Image from Earwig Research Centre |
Meet the Saint Helena Earwig (Labidura herculeana), the largest earwig in the world. It lives (lived?) on Saint Helena1, a small volcanic island in the South Atlantic. Much like Attenborough’s Echidna, this specimen in the picture is not cavorting around its tropical island home, and for much the same reason: this species might have gone extinct in the ‘60s.
While most earwigs will eat about anything they can get their mandibles on, the Saint Helena Earwig is probably mostly herbivorous. They seem to spend most of their time in burrows, coming out only during nights after it has rained. This withdrawn behavior probably has not helped the people who are trying to determine if, in fact, it has gone extinct.
Though, it is not as if people have stopped looking. There have been a number of expeditions over the years, mostly led and funded by the London Zoo.

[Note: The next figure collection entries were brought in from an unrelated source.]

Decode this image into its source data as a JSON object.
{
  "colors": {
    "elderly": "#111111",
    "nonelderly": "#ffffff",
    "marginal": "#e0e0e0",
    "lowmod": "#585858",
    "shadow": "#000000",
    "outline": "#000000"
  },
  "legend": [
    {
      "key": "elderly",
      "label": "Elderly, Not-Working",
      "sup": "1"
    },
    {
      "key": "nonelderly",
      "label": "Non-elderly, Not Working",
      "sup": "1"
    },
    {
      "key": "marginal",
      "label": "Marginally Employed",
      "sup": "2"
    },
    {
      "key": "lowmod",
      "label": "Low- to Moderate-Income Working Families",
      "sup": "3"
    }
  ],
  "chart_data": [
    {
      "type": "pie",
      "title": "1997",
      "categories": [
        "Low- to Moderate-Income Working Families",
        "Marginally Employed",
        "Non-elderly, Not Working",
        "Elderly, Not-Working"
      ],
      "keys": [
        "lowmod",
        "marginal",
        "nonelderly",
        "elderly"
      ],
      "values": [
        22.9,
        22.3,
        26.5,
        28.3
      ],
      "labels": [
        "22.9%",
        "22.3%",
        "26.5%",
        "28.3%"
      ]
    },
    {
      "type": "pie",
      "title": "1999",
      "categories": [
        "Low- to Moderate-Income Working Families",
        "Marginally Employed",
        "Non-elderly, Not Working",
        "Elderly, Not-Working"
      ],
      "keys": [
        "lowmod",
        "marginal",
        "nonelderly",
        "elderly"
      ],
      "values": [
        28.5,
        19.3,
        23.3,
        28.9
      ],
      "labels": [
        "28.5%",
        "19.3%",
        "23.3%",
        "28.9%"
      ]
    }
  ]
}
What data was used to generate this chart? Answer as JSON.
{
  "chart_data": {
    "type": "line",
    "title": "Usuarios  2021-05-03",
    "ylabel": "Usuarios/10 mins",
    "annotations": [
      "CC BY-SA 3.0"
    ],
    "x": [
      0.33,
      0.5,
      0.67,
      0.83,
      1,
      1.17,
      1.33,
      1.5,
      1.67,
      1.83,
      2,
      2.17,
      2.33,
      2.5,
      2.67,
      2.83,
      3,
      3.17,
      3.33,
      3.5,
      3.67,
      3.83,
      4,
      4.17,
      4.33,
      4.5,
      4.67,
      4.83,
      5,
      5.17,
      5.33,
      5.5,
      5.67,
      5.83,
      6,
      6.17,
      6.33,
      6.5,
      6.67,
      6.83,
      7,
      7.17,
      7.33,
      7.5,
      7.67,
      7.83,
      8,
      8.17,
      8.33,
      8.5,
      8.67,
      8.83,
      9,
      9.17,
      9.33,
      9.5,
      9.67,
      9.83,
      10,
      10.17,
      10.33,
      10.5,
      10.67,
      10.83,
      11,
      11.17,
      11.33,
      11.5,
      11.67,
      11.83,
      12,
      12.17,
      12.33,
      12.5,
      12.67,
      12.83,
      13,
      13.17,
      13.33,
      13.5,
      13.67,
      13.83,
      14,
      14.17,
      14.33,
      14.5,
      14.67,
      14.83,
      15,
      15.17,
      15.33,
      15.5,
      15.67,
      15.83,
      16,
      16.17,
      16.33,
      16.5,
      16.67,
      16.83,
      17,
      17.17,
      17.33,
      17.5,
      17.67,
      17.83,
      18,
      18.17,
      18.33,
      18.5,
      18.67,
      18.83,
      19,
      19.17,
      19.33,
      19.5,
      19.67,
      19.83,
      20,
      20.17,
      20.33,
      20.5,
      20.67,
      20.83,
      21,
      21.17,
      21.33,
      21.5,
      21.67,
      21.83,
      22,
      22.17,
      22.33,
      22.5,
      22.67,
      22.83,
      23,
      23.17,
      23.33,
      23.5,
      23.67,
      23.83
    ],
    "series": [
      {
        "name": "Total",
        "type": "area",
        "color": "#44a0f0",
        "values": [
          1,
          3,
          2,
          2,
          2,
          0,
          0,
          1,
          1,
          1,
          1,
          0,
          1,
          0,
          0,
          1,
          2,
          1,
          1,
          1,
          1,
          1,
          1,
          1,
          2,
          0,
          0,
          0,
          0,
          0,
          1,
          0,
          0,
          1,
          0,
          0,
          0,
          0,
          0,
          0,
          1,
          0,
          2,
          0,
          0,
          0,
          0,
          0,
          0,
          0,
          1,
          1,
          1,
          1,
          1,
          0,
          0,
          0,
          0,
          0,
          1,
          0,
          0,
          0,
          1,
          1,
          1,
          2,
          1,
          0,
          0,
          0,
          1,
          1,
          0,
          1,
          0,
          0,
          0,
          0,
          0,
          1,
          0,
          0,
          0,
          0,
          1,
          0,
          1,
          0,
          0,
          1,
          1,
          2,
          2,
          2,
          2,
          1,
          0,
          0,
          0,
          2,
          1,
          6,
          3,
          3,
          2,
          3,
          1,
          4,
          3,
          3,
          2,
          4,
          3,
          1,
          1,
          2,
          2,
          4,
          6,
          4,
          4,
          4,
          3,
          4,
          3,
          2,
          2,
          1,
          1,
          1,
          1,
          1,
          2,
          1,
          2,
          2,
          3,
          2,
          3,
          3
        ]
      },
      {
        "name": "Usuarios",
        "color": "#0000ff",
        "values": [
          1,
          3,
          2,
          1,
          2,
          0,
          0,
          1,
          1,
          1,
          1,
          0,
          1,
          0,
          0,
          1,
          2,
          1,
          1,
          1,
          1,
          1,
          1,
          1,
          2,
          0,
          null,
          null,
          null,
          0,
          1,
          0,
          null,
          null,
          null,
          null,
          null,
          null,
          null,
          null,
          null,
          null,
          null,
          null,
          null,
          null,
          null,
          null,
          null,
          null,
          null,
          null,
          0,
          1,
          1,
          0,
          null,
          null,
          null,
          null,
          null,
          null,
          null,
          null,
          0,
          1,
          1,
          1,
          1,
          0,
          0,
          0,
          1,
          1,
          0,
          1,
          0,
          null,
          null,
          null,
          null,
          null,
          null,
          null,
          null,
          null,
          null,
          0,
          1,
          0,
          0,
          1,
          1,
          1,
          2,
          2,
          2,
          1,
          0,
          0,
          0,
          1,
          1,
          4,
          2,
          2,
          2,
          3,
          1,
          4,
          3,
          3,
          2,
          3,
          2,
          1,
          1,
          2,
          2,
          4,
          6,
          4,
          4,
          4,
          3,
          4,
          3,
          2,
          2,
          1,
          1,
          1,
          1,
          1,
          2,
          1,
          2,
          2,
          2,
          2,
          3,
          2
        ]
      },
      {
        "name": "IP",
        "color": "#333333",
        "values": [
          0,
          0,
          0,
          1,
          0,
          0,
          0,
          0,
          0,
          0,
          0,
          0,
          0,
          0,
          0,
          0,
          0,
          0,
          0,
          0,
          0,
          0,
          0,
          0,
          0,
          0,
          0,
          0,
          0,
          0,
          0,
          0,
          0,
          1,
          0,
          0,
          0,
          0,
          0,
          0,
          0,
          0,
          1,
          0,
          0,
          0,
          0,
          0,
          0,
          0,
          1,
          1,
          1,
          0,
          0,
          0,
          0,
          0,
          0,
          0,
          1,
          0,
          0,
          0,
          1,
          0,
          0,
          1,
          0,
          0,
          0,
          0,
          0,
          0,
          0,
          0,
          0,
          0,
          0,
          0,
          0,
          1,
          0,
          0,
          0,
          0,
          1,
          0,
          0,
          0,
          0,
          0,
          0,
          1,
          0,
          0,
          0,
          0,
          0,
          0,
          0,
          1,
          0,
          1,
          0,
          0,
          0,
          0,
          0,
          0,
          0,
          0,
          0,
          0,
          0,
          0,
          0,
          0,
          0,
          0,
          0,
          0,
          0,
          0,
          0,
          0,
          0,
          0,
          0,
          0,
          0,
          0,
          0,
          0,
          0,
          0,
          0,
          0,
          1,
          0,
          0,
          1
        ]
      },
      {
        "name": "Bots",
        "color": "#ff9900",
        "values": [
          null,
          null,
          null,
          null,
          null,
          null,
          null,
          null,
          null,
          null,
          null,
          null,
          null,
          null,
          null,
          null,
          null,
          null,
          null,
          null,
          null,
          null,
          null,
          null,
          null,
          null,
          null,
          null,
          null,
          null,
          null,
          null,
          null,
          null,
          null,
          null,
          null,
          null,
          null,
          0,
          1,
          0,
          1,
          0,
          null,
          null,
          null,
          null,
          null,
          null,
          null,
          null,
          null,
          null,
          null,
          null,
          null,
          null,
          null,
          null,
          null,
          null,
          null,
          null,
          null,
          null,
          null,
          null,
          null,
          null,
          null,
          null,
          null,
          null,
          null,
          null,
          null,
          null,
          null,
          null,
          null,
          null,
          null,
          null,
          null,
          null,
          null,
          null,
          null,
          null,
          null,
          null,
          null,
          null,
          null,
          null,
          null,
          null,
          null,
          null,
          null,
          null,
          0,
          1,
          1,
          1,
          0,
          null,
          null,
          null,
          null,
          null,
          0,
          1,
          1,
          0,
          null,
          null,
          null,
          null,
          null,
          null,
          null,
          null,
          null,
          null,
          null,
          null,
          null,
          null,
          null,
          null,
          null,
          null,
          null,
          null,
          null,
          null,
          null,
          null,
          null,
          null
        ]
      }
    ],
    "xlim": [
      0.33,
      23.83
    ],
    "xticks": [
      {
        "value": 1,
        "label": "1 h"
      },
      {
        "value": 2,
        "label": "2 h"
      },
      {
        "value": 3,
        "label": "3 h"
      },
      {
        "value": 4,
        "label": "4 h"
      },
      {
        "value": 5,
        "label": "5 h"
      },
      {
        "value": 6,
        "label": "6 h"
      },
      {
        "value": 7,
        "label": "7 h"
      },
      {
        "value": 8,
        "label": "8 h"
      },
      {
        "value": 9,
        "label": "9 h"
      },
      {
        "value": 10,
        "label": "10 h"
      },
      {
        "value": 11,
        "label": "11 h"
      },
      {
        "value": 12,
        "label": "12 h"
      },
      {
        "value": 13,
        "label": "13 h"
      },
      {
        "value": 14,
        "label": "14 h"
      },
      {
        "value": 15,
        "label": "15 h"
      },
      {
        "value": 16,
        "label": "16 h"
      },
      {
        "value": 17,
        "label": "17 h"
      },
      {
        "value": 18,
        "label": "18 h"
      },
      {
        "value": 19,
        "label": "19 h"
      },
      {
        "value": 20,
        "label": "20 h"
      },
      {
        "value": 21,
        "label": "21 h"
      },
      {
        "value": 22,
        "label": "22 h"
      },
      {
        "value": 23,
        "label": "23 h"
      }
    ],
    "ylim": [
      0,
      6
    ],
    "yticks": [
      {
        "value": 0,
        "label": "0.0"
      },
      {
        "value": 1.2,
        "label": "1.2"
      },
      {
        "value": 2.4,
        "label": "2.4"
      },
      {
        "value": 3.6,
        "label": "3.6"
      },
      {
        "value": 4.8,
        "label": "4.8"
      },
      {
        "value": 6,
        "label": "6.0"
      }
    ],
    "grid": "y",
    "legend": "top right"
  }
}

From what I’ve seen, The Independent has been incredulous, if supportive, of spending thousands of pounds for people to wander around a tropical island looking for earwigs.
Most of the island of Saint Helena seems to be in ecological peril, and long time readers of this blog will understand when I say: “It’s because it’s an island.” Remote islands have a very specific ecology that is easily thrown off balance. Then, humans show up bringing rats, pigs, cats, dogs, and deforestation, wrecking the whole place. In the case of the Earwig, people seem to be blaming an introduced centipede, as well as the clearing of an area of forest.
Conservationists are worried about the Saint Helena Earwig, as well as other endemic arthropods. An airport, proposed in 2005, has not been built for fear of destroying the only habitat in which these gentle, albeit freaky-looking, giants may still survive.
1Apparently named for the same saint as the volcano in Washington, though she doesn’t seem to have any direct connection to volcanoes.